Yesterday on NPR’s Fresh Air, culture critic John Powers offered his list of 2006’s defining cultural moments. What struck me about many of them was their similarity: deducing 2006’s essential character from Powers’ list, you’d have to say that stateside, it’s been a year of culture clash.
Half of Powers’ dozen or so items comprised Sacha Baron Cohen’s Borat movie, Stephen Colbert’s April in-your-face speech at the White House correspondents’ dinner, the exposure of George Allen’s racism during the 2006 U.S. Senate race in Virginia, Mel Gibson’s drunken antisemitic rant in July, Michael Richards’ racist tirade jet-propelled into the zeitgeist via YouTube.com, and the Dutch cartoons widely protested as insulting the prophet Mohammed (even though they were first published in the fall of 2005, so technically not of 2006). (Google any of them and you’ll have instant access to vivid footage, some of it viewed millions of times.)
Cohen’s humor turns on pushing liberal tolerance beyond its breaking point by putting outrageous insults in the mouth of a walking, talking stereotype. Colbert’s comedy takes a similar approach, though on this occasion, his subject wasn’t race or religion, but a different clash of cultures: deference to power versus impertinence, the worldview that worships constituted authority versus the one that questions it at every opportunity. Using the voice of his right-wing pundit character, Colbert issued an unvarnished, unabashed and positively gloating account of the media as cuddly lap dog to the powers-that-be: “Listen,” he said to the assembled reporters, “let’s review the rules. Here’s how it works. The President makes decisions, he’s the decider. The press secretary announces those decisions, and you people of the press type those decisions down. Make, announce, type: just put ’em through a spellcheck and go home.”
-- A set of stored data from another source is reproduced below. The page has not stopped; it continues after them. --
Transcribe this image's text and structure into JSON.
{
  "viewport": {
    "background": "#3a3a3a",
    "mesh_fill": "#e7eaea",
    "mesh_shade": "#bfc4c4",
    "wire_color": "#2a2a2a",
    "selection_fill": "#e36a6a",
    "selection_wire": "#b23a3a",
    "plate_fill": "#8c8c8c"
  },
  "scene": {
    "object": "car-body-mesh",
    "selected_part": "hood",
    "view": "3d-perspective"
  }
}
Had George Allen been a satirist instead of a politician, he too might have achieved big box-office, but he was merely bigoted and stupid, the real thing as opposed to its edgy imitation. Mel Gibson’s unscripted id repudiated his many disclaimers about the antisemitic message of his 2004 cinematic bloodbath, The Passion of the Christ. Michael Richards blurred the line between Allen, Gibson and the satirists: bad art, bad judgment, even bad apology.
Looking past the distinguishing details of this cluster of defining moments, it’s easy to see they are all about the same thing: the emergent awareness of what Carlos Fuentes has called “cultures as the protagonist of history.” Whether planned with rational coolness or vomited out with drug-addled spontaneity, these emblems of 2006 demonstrated culture’s increasing centrality in the information age. Stepping back, I am reminded of a child testing the boundaries of a new reality: if I say this, will they be mad? Can I get away with this? What will happen if I do X?
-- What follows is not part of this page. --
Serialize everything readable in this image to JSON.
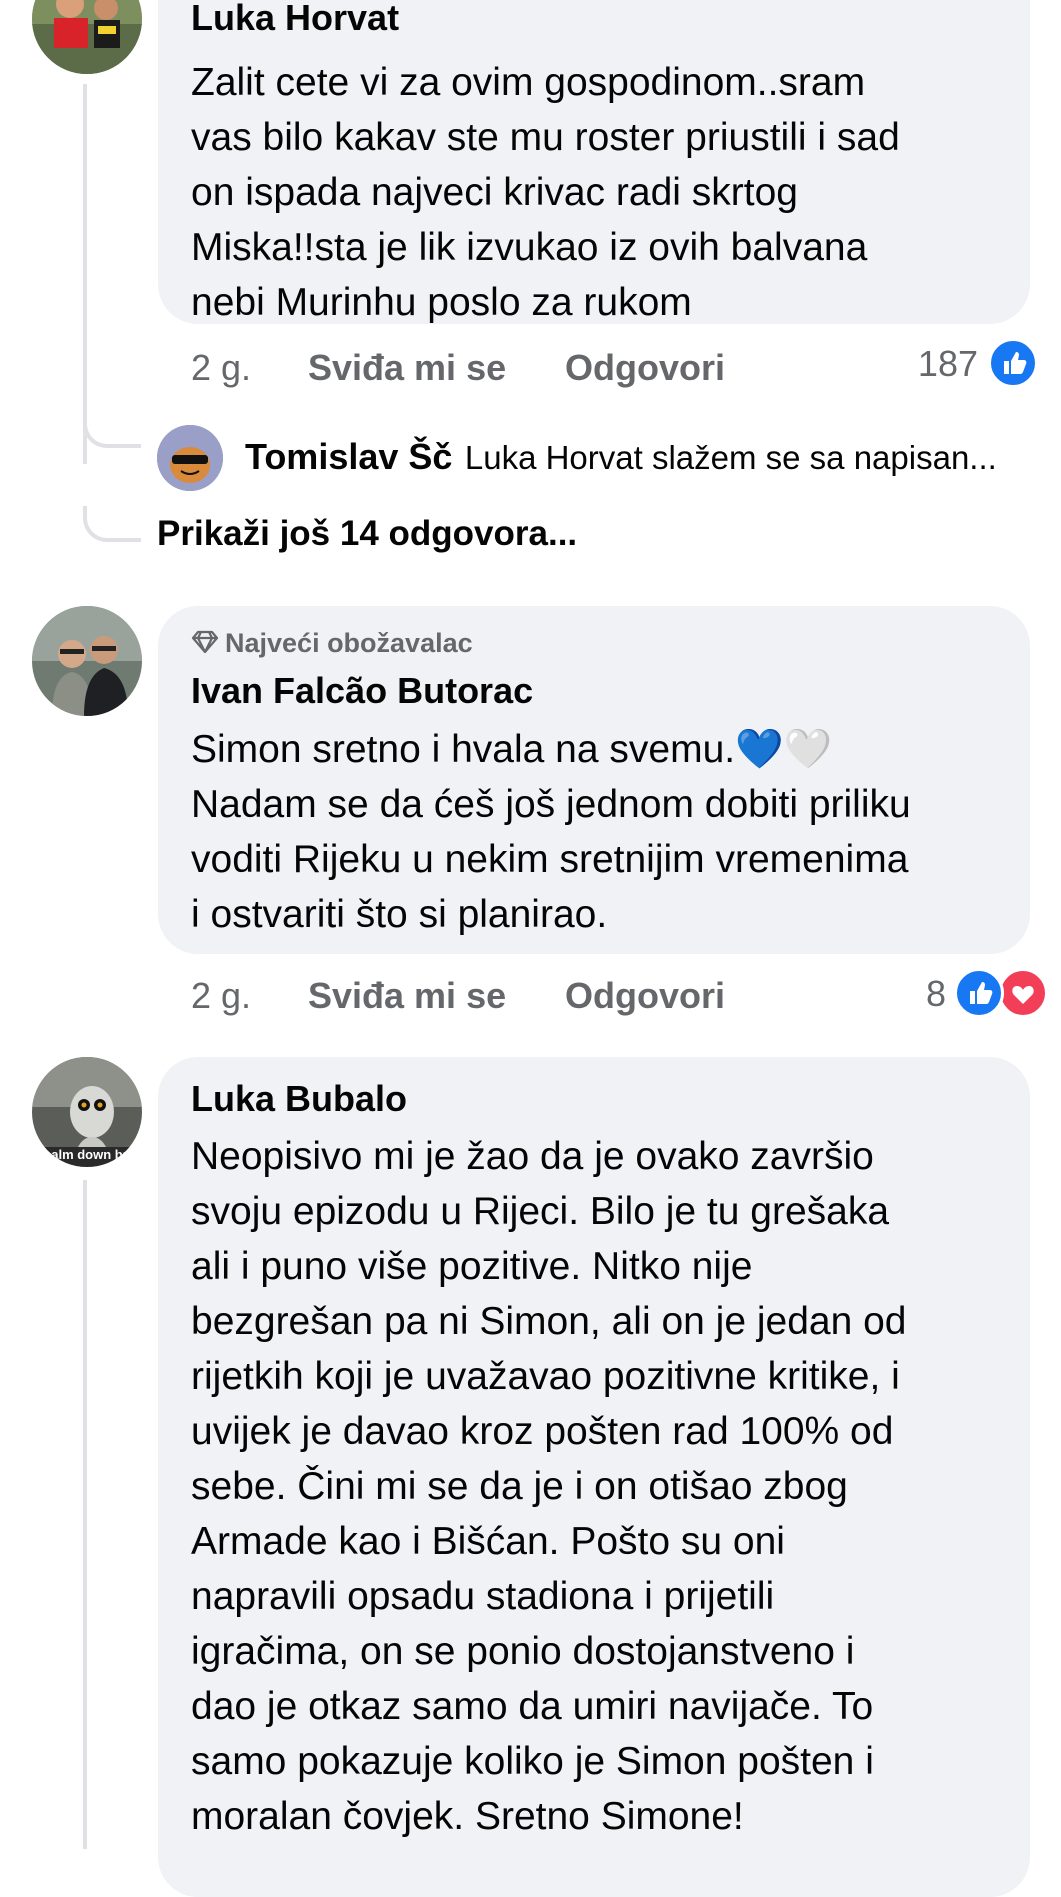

At this stage, the way we are attempting to negotiate these questions is polarizing. But I doubt a fight this intense will last forever. Sooner or later, we’ll learn how to navigate this new reality of culture as the crucible in which humanity’s future is forged. But right now, it’s all stumbles and growing pains.
The rest of Powers’ list supports my optimism. Among other moments, he cited documentaries that pierced consensus reality, shining light on important truths—Al Gore’s An Inconvenient Truth, Spike Lee’s When The Levees Broke; books on Iraq that contributed to the national eye-opening we are now blinking our way through; and the advent of Barack Obama’s candidacy for president. Taken together, they say this: don’t imagine you know the future; even the most entrenched ideas can be dislodged with a well-placed truth.
My own list would include the rise of a Latin American populism, in which a continent in the South shakes off its deference to the North and sets off on its own path; the slightly mind-boggling culture clash whereby rappers Three 6 Mafia won the best song Oscar for “It’s Hard Out Here for a Pimp,” a pinball game of a cultural moment which still ricochets through my brain; and the way the Republican party came pretty close to being crushed in the clash of paradigms, fighting tooth-and-nail against same-sex marriage while protecting a pedophile in office, the egregious Mark Foley.
How about your list?
The great Paulo Freire defined an epoch’s “thematic universe” as a great complex of ideas, themes, values and so on in constant dialectical relationship. According to this understanding, it isn’t any particular manifestation that characterizes an era, but the entire pulsating multiplex itself. The flavor of 2006’s dialectic is urgent, energetic and propulsive. Labor pains of a new paradigm? That’s my guess.